Vivo con sempre maggior consapevolezza l'evidenza di quanto le persone abbiano perso il contatto con il proprio corpo, o semplicemente con il proprio respiro, e per questa ragione, le "parole" non possono che alimentare un mentale già di per sé molto invadente. 
Quante persone si professano "spiritualmente arrivate" e quando le senti parlare trasudano rabbia e non accettazione? O mostrano l'incoerenza tra il dialogo, il movimento corporeo e il pensiero? 
E' ora di rimboccarsi le maniche e iniziare a lavorare sul serio, sul campo, come solerti ricercatori che necessitano dell'esperienza a confermare la validità della teoria. E' ora di abbandonare le scrivanie e di mettersi in gioco, trovando il coraggio di ascoltarsi e di applicarsi.

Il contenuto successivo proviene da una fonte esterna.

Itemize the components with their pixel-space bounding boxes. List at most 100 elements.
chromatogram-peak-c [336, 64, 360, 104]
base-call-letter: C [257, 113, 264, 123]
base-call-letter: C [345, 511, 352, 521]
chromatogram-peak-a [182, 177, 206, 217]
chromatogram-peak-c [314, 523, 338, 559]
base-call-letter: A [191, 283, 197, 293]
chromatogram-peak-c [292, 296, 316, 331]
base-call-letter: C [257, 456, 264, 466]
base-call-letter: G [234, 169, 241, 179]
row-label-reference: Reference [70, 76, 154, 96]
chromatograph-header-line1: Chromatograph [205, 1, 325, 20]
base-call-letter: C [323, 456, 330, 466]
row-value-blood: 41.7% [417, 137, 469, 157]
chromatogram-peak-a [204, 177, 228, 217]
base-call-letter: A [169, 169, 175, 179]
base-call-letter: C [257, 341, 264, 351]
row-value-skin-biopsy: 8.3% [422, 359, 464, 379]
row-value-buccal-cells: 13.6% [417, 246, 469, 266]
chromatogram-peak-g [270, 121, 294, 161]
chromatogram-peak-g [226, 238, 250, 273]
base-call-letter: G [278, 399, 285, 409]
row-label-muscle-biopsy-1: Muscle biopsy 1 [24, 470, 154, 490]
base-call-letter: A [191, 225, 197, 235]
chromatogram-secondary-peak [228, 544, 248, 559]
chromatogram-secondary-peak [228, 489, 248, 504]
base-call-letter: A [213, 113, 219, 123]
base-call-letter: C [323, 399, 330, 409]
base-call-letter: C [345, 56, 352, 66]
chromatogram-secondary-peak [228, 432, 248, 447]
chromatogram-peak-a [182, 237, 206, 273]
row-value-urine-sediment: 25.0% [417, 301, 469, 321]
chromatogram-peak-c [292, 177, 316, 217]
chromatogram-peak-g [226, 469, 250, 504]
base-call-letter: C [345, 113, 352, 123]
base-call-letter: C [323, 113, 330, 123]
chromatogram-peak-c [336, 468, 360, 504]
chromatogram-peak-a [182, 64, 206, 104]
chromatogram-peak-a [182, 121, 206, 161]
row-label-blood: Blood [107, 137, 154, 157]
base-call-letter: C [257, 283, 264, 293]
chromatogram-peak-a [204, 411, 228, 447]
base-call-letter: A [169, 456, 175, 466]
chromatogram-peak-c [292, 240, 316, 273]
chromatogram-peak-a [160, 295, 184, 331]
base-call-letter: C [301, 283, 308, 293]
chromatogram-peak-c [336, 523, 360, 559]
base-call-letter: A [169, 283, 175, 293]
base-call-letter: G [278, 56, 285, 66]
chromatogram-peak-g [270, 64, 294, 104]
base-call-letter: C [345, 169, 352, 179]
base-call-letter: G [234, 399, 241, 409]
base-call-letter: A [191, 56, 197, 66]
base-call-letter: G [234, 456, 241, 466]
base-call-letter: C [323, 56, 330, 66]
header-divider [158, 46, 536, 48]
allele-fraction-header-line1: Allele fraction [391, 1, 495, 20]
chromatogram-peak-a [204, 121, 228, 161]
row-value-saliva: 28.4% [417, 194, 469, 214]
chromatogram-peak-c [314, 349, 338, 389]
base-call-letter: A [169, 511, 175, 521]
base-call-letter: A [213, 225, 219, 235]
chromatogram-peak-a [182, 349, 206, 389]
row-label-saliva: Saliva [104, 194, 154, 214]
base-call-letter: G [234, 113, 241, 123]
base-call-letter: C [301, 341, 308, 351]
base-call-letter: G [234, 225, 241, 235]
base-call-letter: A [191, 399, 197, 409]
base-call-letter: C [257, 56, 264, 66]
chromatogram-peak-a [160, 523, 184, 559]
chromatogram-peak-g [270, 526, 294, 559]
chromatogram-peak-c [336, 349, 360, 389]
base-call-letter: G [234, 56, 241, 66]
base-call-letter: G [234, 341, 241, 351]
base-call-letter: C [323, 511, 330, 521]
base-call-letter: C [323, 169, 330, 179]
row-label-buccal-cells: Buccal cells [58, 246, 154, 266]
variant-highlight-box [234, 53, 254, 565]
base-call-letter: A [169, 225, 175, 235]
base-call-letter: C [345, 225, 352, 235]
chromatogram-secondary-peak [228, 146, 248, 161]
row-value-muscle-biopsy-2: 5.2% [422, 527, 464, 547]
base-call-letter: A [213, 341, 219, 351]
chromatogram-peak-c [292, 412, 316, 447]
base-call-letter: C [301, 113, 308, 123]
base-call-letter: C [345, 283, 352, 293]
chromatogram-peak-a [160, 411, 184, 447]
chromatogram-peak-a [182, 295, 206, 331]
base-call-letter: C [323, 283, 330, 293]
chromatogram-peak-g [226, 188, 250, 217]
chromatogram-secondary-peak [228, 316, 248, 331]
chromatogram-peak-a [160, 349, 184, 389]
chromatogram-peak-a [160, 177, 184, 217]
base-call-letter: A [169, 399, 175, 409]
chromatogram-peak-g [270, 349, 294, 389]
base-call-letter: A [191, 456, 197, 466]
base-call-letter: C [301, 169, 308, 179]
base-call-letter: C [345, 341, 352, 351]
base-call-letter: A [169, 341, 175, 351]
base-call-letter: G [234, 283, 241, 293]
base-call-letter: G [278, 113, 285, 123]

Da quando ho scritto "Il coraggio di ascoltarsi" ho fatto tantissima esperienza e, credo, sia giunto il momento di condividerla nuovamente. Scrivere "Il coraggio" è stata una fatica immane e so che anche questo volume sarà frutto di un lavoro interiore  profondo e faticoso, seme di ulteriore crescita. 

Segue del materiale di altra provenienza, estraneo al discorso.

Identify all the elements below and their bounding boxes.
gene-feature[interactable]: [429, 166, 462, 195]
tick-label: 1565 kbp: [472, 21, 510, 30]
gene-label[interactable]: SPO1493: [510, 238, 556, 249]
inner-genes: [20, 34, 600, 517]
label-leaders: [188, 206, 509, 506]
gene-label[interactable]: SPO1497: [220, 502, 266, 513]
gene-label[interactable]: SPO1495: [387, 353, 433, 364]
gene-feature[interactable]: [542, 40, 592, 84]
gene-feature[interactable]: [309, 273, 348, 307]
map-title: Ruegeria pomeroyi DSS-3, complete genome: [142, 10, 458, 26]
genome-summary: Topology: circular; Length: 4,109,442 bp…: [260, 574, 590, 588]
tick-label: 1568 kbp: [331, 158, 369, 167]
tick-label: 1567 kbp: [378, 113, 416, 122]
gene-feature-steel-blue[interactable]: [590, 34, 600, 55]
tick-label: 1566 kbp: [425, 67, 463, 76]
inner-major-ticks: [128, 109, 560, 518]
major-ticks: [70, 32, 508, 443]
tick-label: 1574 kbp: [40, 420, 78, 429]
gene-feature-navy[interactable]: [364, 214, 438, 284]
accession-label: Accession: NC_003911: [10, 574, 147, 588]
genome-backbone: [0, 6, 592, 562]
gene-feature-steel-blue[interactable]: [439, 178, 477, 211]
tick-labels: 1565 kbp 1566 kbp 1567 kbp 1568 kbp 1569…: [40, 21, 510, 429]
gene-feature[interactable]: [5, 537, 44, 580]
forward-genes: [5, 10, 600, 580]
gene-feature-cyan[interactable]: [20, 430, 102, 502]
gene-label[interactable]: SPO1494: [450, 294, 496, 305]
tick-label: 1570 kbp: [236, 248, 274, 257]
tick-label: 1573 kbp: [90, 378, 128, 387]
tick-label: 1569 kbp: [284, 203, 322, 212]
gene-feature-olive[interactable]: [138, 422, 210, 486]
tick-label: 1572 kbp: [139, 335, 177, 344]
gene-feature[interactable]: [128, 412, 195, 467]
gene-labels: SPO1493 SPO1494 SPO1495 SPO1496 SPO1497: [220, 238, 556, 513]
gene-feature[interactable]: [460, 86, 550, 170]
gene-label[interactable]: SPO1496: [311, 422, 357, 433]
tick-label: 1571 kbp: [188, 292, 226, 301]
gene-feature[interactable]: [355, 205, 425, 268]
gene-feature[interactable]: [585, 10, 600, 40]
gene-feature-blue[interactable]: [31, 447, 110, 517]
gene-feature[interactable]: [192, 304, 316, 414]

Quando sono salita sull'aereo per l'Oman (il famoso volo tanto sofferto per Muscat) ho iniziato a leggere il libro che mi aveva scelto: "Psicologia Alchemica" di Hillman e, come sempre avviene, ho avuto la conferma di seguire il Tao. Tutto il lavoro fatto in Oman doveva prepararmi alla stesura.
Allego la riflessione che tanto mi ha colpito:
"Sono nevrotico a causa di ciò che avviene nel presente, mentre sto qui davanti a voi e vi guardo e vi parlo, invece che per ciò che è avvenuto in passato, o succede nella società, o nei miei sogni, nelle mie fantasie o emozioni, nei miei ricordi, nei miei sintomi. La mia nevrosi risiede nel mio atteggiamento mentale, nel modo in cui la mia mente costruisce il mondo e vi agisce. 
Ebbene, la componente essenziale, o almeno una delle componenti essenziali, di ogni mentalità, di ogni personalità è il linguaggio. Dunque il linguaggio deve essere una componente essenziale della mia nevrosi. Se sono nevrotico, lo sono nel linguaggio. Di conseguenza, l'unilateralità, che caratterizza tutte le nevrosi in generale, si presenterà in particolare come unilateralità del linguaggio.
Questo ha un'importante implicazione, alla quale accennerò solo di sfuggita. L'implicazione è la seguente: per scoprire gli aspetti specifici di una nevrosi devo esaminare gli aspetti specifici del linguaggio che la sostiene, gli stili retorici in cui quella nevrosi si esprime."
Perché questa digressione proprio oggi? Perché sarò meno presente nel web d'ora in poi. Le mie energie saranno canalizzate altrove, per un dono di condivisione più completo, profondo e "pratico"! ;-) 
Chi non ha ancora letto "Il coraggio di ascoltarsi" può iniziare a farlo, perché sarà la base per comprendere il successivo volume. Grazie di cuore a tutti!